Com as empresa acontece algo semelhante. A inflação, em geral, provoca uma elevação nos custos administrativos (material de escritório, informática, etc.) e/ou custos de produção (insumos, máquinas e equipamentos etc.) das empresas. Porém, pode também repercutir no aumento da receita, quando o bem ou serviço oferecido pela empresa também registra uma variação positiva no seu preço (ex.: aumento do preço do petróleo para a Petrobras). Mas a inflação, quando em níveis muito elevados, dificulta a previsibilidade de empresários nos seus investimentos na capacidade instalada. Isso distorce as projeções econômico-financeiras, uma vez que afeta as estimativas de tempo de retorno e a rentabilidade esperada de um investimento.
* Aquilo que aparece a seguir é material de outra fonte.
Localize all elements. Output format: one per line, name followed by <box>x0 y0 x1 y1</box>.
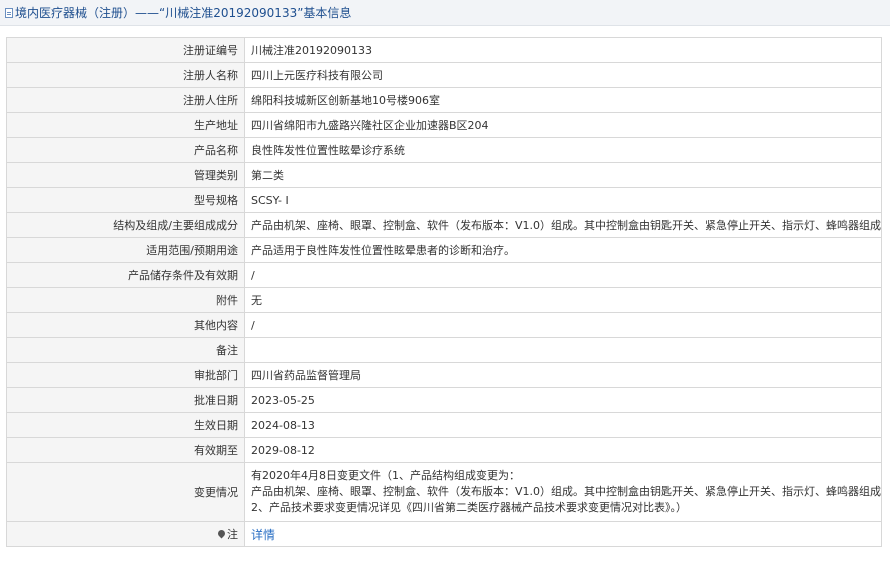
row-label: 适用范围/预期用途 <box>6 237 245 263</box>
row-label: 注册人住所 <box>6 87 245 113</box>
row-label: 结构及组成/主要组成成分 <box>6 212 245 238</box>
row-value: 四川上元医疗科技有限公司 <box>244 62 882 88</box>
table-row: 注册人名称 四川上元医疗科技有限公司 <box>6 62 882 88</box>
pin-icon <box>216 528 227 539</box>
table-row-change: 变更情况 有2020年4月8日变更文件（1、产品结构组成变更为： 产品由机架、座椅… <box>6 462 882 522</box>
row-label: 注册人名称 <box>6 62 245 88</box>
row-value: 2029-08-12 <box>244 437 882 463</box>
info-table: 注册证编号 川械注准20192090133 注册人名称 四川上元医疗科技有限公司… <box>6 37 882 547</box>
table-row: 产品储存条件及有效期 / <box>6 262 882 288</box>
row-value: / <box>244 312 882 338</box>
table-row: 备注 <box>6 337 882 363</box>
row-value: 川械注准20192090133 <box>244 37 882 63</box>
note-value: 详情 <box>244 521 882 547</box>
row-label: 注册证编号 <box>6 37 245 63</box>
change-line-1: 有2020年4月8日变更文件（1、产品结构组成变更为： <box>251 469 520 482</box>
table-row: 批准日期 2023-05-25 <box>6 387 882 413</box>
header-title: “川械注准20192090133”基本信息 <box>159 6 352 20</box>
row-label: 附件 <box>6 287 245 313</box>
row-value: / <box>244 262 882 288</box>
row-value: 无 <box>244 287 882 313</box>
row-value: 产品由机架、座椅、眼罩、控制盒、软件（发布版本：V1.0）组成。其中控制盒由钥匙… <box>244 212 882 238</box>
header-prefix: 境内医疗器械（注册）—— <box>15 6 160 20</box>
row-value: 四川省绵阳市九盛路兴隆社区企业加速器B区204 <box>244 112 882 138</box>
row-value: SCSY- I <box>244 187 882 213</box>
table-row: 结构及组成/主要组成成分 产品由机架、座椅、眼罩、控制盒、软件（发布版本：V1.… <box>6 212 882 238</box>
row-label: 产品储存条件及有效期 <box>6 262 245 288</box>
table-row: 适用范围/预期用途 产品适用于良性阵发性位置性眩晕患者的诊断和治疗。 <box>6 237 882 263</box>
row-label: 产品名称 <box>6 137 245 163</box>
table-row: 产品名称 良性阵发性位置性眩晕诊疗系统 <box>6 137 882 163</box>
details-link[interactable]: 详情 <box>251 528 275 542</box>
note-label: 注 <box>227 528 238 541</box>
row-value: 绵阳科技城新区创新基地10号楼906室 <box>244 87 882 113</box>
row-value <box>244 337 882 363</box>
table-row: 附件 无 <box>6 287 882 313</box>
change-label: 变更情况 <box>6 462 245 522</box>
table-row: 审批部门 四川省药品监督管理局 <box>6 362 882 388</box>
row-value: 产品适用于良性阵发性位置性眩晕患者的诊断和治疗。 <box>244 237 882 263</box>
table-row: 生产地址 四川省绵阳市九盛路兴隆社区企业加速器B区204 <box>6 112 882 138</box>
row-label: 生效日期 <box>6 412 245 438</box>
row-label: 批准日期 <box>6 387 245 413</box>
row-value: 第二类 <box>244 162 882 188</box>
table-row: 生效日期 2024-08-13 <box>6 412 882 438</box>
document-icon <box>5 7 13 18</box>
row-label: 审批部门 <box>6 362 245 388</box>
row-value: 2024-08-13 <box>244 412 882 438</box>
table-row: 有效期至 2029-08-12 <box>6 437 882 463</box>
table-row: 注册证编号 川械注准20192090133 <box>6 37 882 63</box>
page-header: 境内医疗器械（注册）—— “川械注准20192090133”基本信息 <box>0 0 890 26</box>
row-label: 有效期至 <box>6 437 245 463</box>
change-line-3: 2、产品技术要求变更情况详见《四川省第二类医疗器械产品技术要求变更情况对比表》。… <box>251 501 687 514</box>
row-value: 2023-05-25 <box>244 387 882 413</box>
row-label: 管理类别 <box>6 162 245 188</box>
change-value: 有2020年4月8日变更文件（1、产品结构组成变更为： 产品由机架、座椅、眼罩、控… <box>244 462 882 522</box>
row-label: 备注 <box>6 337 245 363</box>
row-value: 良性阵发性位置性眩晕诊疗系统 <box>244 137 882 163</box>
row-label: 生产地址 <box>6 112 245 138</box>
table-row: 型号规格 SCSY- I <box>6 187 882 213</box>
table-row: 注册人住所 绵阳科技城新区创新基地10号楼906室 <box>6 87 882 113</box>
row-value: 四川省药品监督管理局 <box>244 362 882 388</box>
note-label-cell: 注 <box>6 521 245 547</box>
table-row: 管理类别 第二类 <box>6 162 882 188</box>
table-row: 其他内容 / <box>6 312 882 338</box>
row-label: 其他内容 <box>6 312 245 338</box>
row-label: 型号规格 <box>6 187 245 213</box>
change-line-2: 产品由机架、座椅、眼罩、控制盒、软件（发布版本：V1.0）组成。其中控制盒由钥匙… <box>251 485 882 498</box>
table-row-note: 注 详情 <box>6 521 882 547</box>
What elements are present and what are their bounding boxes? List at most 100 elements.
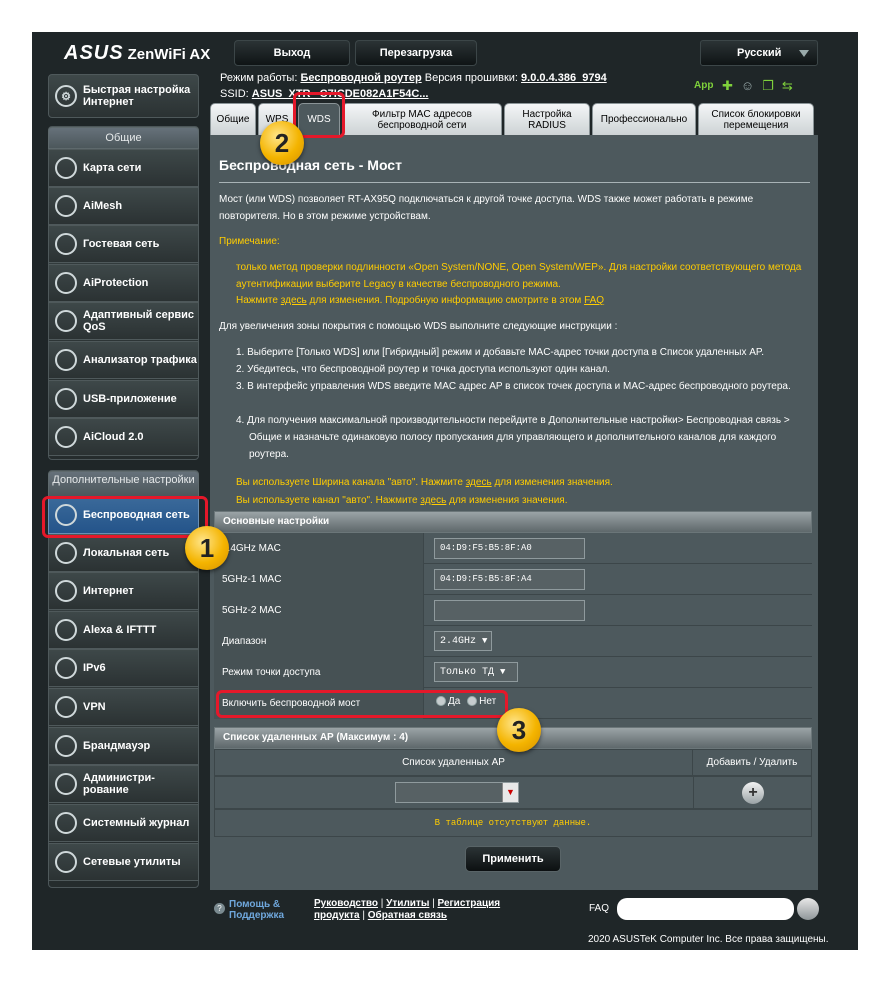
general-item[interactable]: Гостевая сеть <box>48 225 199 263</box>
width-here-link[interactable]: здесь <box>466 477 492 488</box>
advanced-item[interactable]: Локальная сеть <box>48 534 199 572</box>
advanced-item[interactable]: Интернет <box>48 572 199 610</box>
general-item-label: Адаптивный сервис QoS <box>83 309 195 333</box>
general-item[interactable]: AiMesh <box>48 187 199 225</box>
general-item[interactable]: AiCloud 2.0 <box>48 418 199 456</box>
note-here-link[interactable]: здесь <box>281 295 307 306</box>
copy-icon[interactable]: ❐ <box>762 78 774 94</box>
add-icon[interactable]: + <box>742 782 764 804</box>
apply-button[interactable]: Применить <box>465 846 561 872</box>
advanced-item-label: Alexa & IFTTT <box>83 624 157 636</box>
chevron-down-icon <box>799 50 809 57</box>
note-title: Примечание: <box>219 236 280 247</box>
instructions-intro: Для увеличения зоны покрытия с помощью W… <box>219 321 618 332</box>
annotation-highlight-wireless <box>42 496 208 538</box>
add-remove-header: Добавить / Удалить <box>706 757 798 768</box>
search-icon[interactable] <box>797 898 819 920</box>
clients-icon[interactable]: ☺ <box>741 78 754 94</box>
tab-professional[interactable]: Профессионально <box>592 103 696 135</box>
tab-mac-filter[interactable]: Фильтр MAC адресов беспроводной сети <box>342 103 502 135</box>
advanced-item[interactable]: Alexa & IFTTT <box>48 611 199 649</box>
remote-ap-columns: Список удаленных AP Добавить / Удалить <box>214 749 812 776</box>
intro-text: Мост (или WDS) позволяет RT-AX95Q подклю… <box>219 194 754 222</box>
instruction-step: 3. В интерфейс управления WDS введите MA… <box>236 381 791 392</box>
tab-radius[interactable]: Настройка RADIUS <box>504 103 590 135</box>
general-header: Общие <box>48 127 199 149</box>
firmware-label: Версия прошивки: <box>424 72 518 84</box>
advanced-header: Дополнительные настройки <box>48 471 199 497</box>
mode-link[interactable]: Беспроводной роутер <box>300 72 421 84</box>
empty-table-message: В таблице отсутствуют данные. <box>214 809 812 837</box>
annotation-badge-3: 3 <box>497 708 541 752</box>
mac-5g1-label: 5GHz-1 MAC <box>214 564 424 595</box>
advanced-item[interactable]: Сетевые утилиты <box>48 843 199 881</box>
aimesh-icon <box>55 195 77 217</box>
advanced-item[interactable]: IPv6 <box>48 649 199 687</box>
general-item[interactable]: Анализатор трафика <box>48 341 199 379</box>
manual-link[interactable]: Руководство <box>314 898 378 909</box>
general-item[interactable]: USB-приложение <box>48 380 199 418</box>
general-item[interactable]: Адаптивный сервис QoS <box>48 302 199 340</box>
advanced-item-label: Сетевые утилиты <box>83 856 181 868</box>
channel-width-warning: Вы используете Ширина канала "авто". Наж… <box>236 477 613 488</box>
general-item[interactable]: AiProtection <box>48 264 199 302</box>
feedback-link[interactable]: Обратная связь <box>368 910 447 921</box>
ap-mode-select[interactable]: Только ТД ▼ <box>434 662 518 682</box>
copyright: 2020 ASUSTeK Computer Inc. Все права защ… <box>588 934 829 945</box>
advanced-item[interactable]: Администри-рование <box>48 765 199 803</box>
band-select[interactable]: 2.4GHz ▼ <box>434 631 492 651</box>
language-select[interactable]: Русский <box>700 40 818 66</box>
instruction-step: 2. Убедитесь, что беспроводной роутер и … <box>236 364 610 375</box>
tab-roaming-block[interactable]: Список блокировки перемещения <box>698 103 814 135</box>
divider <box>219 182 810 183</box>
usb-icon <box>55 388 77 410</box>
band-row: Диапазон 2.4GHz ▼ <box>214 626 812 657</box>
network-tools-icon <box>55 851 77 873</box>
wan-icon <box>55 580 77 602</box>
ap-mode-label: Режим точки доступа <box>214 657 424 688</box>
reboot-button[interactable]: Перезагрузка <box>355 40 477 66</box>
general-item[interactable]: Карта сети <box>48 149 199 187</box>
app-link[interactable]: App <box>694 80 713 91</box>
firewall-icon <box>55 735 77 757</box>
mac-24-input[interactable]: 04:D9:F5:B5:8F:A0 <box>434 538 585 559</box>
general-item-label: AiProtection <box>83 277 149 289</box>
help-support[interactable]: ? Помощь & Поддержка <box>214 899 284 921</box>
guest-network-icon <box>55 233 77 255</box>
firmware-link[interactable]: 9.0.0.4.386_9794 <box>521 72 607 84</box>
mac-24-label: 2.4GHz MAC <box>214 533 424 564</box>
mac-5g2-input[interactable] <box>434 600 585 621</box>
mac-24-row: 2.4GHz MAC 04:D9:F5:B5:8F:A0 <box>214 533 812 564</box>
registration-link[interactable]: Регистрация <box>438 898 501 909</box>
logout-button[interactable]: Выход <box>234 40 350 66</box>
usb-status-icon[interactable]: ⇆ <box>782 78 793 94</box>
tab-general[interactable]: Общие <box>210 103 256 135</box>
advanced-item-label: VPN <box>83 701 106 713</box>
advanced-item-label: IPv6 <box>83 662 106 674</box>
registration-link-2[interactable]: продукта <box>314 910 360 921</box>
channel-here-link[interactable]: здесь <box>420 495 446 506</box>
utilities-link[interactable]: Утилиты <box>386 898 429 909</box>
general-item-label: AiCloud 2.0 <box>83 431 144 443</box>
system-log-icon <box>55 812 77 834</box>
advanced-item[interactable]: Системный журнал <box>48 804 199 842</box>
annotation-highlight-bridge <box>216 690 508 718</box>
remote-ap-combo[interactable]: ▼ <box>395 782 519 803</box>
annotation-badge-2: 2 <box>260 121 304 165</box>
advanced-item[interactable]: Брандмауэр <box>48 727 199 765</box>
page-title: Беспроводная сеть - Мост <box>219 157 402 173</box>
help-icon: ? <box>214 903 225 914</box>
mode-label: Режим работы: <box>220 72 298 84</box>
administration-icon <box>55 773 77 795</box>
gamepad-icon[interactable]: ✚ <box>722 78 733 94</box>
instruction-step: 1. Выберите [Только WDS] или [Гибридный]… <box>236 347 765 358</box>
alexa-icon <box>55 619 77 641</box>
mac-5g1-input[interactable]: 04:D9:F5:B5:8F:A4 <box>434 569 585 590</box>
faq-search-input[interactable] <box>617 898 794 920</box>
advanced-item-label: Системный журнал <box>83 817 190 829</box>
footer-links: Руководство | Утилиты | Регистрация прод… <box>314 898 501 921</box>
faq-link[interactable]: FAQ <box>584 295 604 306</box>
advanced-item[interactable]: VPN <box>48 688 199 726</box>
dropdown-arrow-icon[interactable]: ▼ <box>502 783 518 802</box>
quick-setup-button[interactable]: ⚙ Быстрая настройка Интернет <box>48 74 199 118</box>
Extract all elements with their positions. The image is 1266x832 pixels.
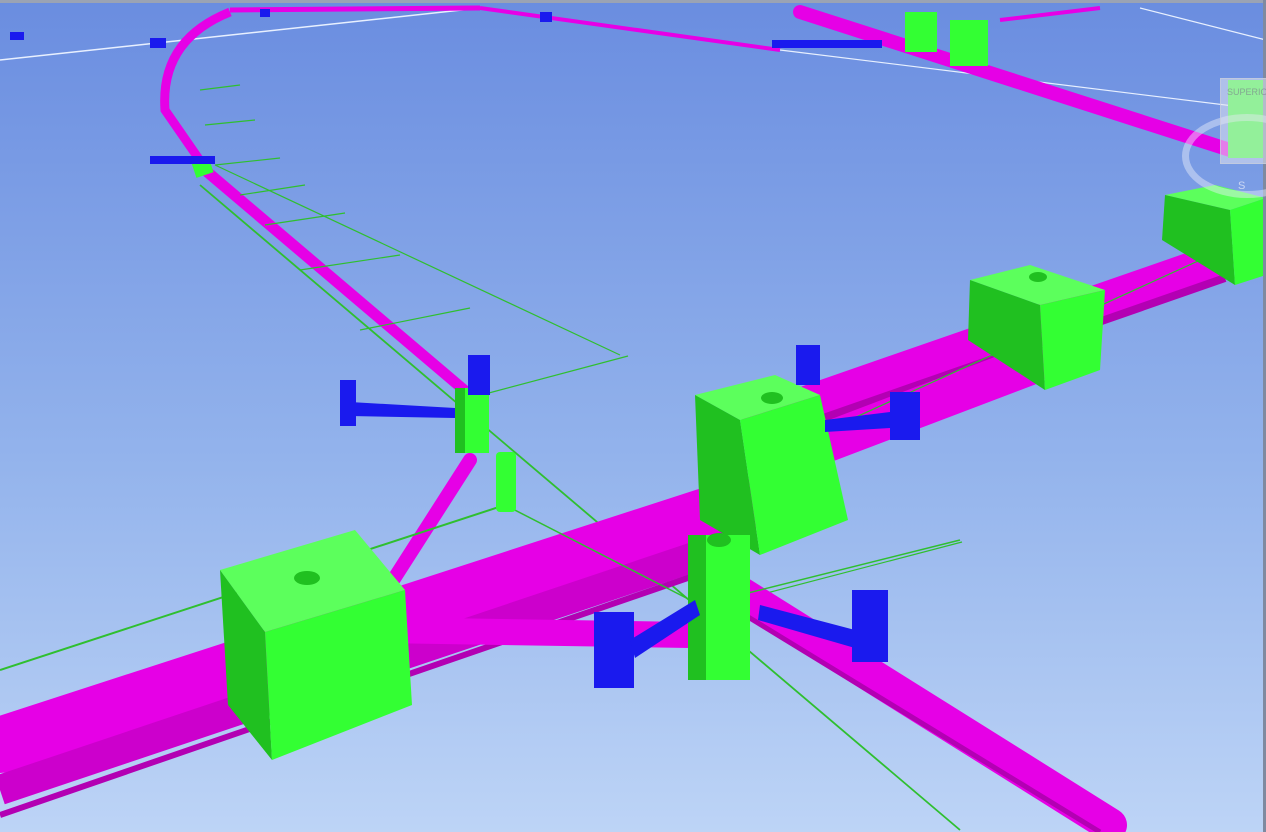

Como a inflação afeta os governos?
Além disso, os governos também são impactados pela inflação. Se por um lado, a receita tributária pode ser incrementada com elevações generalizadas dos preços, o mesmo ocorre com as suas despesas. Todavia, nem sempre essas elevações ocorrem na mesma proporção e no mesmo período. Como a base de cálculo de tributos, usualmente, apresenta uma distância de alguma dezena de dias da sua efetiva cobrança e arrecadação, pode ser que a inflação registrada em um determinado mês só influencie a receita do governo no mês seguinte, enquanto as despesas tendem a acompanhar a inflação de igual período. Esse fenômeno é chamado de Efeito Olivera-Tanzi e ocorreu no Brasil quando a inflação era extremamente elevada, superando dois dígitos por mês.
Os tipos de inflação
Nos manuais de economia, a inflação é classificada conforme o seu nível. Quando apresenta patamares módicos ou reduzidos, é chamada de inflação moderada. Todavia, quando chega a níveis mais elevados, é usualmente chamada de inflação crônica. E finalmente, quando o seu índice é altíssimo e sai do controle das autoridades responsáveis, chama-se de hiperinflação. Nesse processo, distingue-se por variações em crescimento exponencial e pela perda da função de unidade de conta da moeda. Comumente, quando isso acontece, como no Brasil entre 1986 até o primeiro semestre de 1994, os consumidores convertem os preços a uma moeda mais estável, como o dólar, para poderem ter mais noção do nível de preço de um determinado bem ou serviço.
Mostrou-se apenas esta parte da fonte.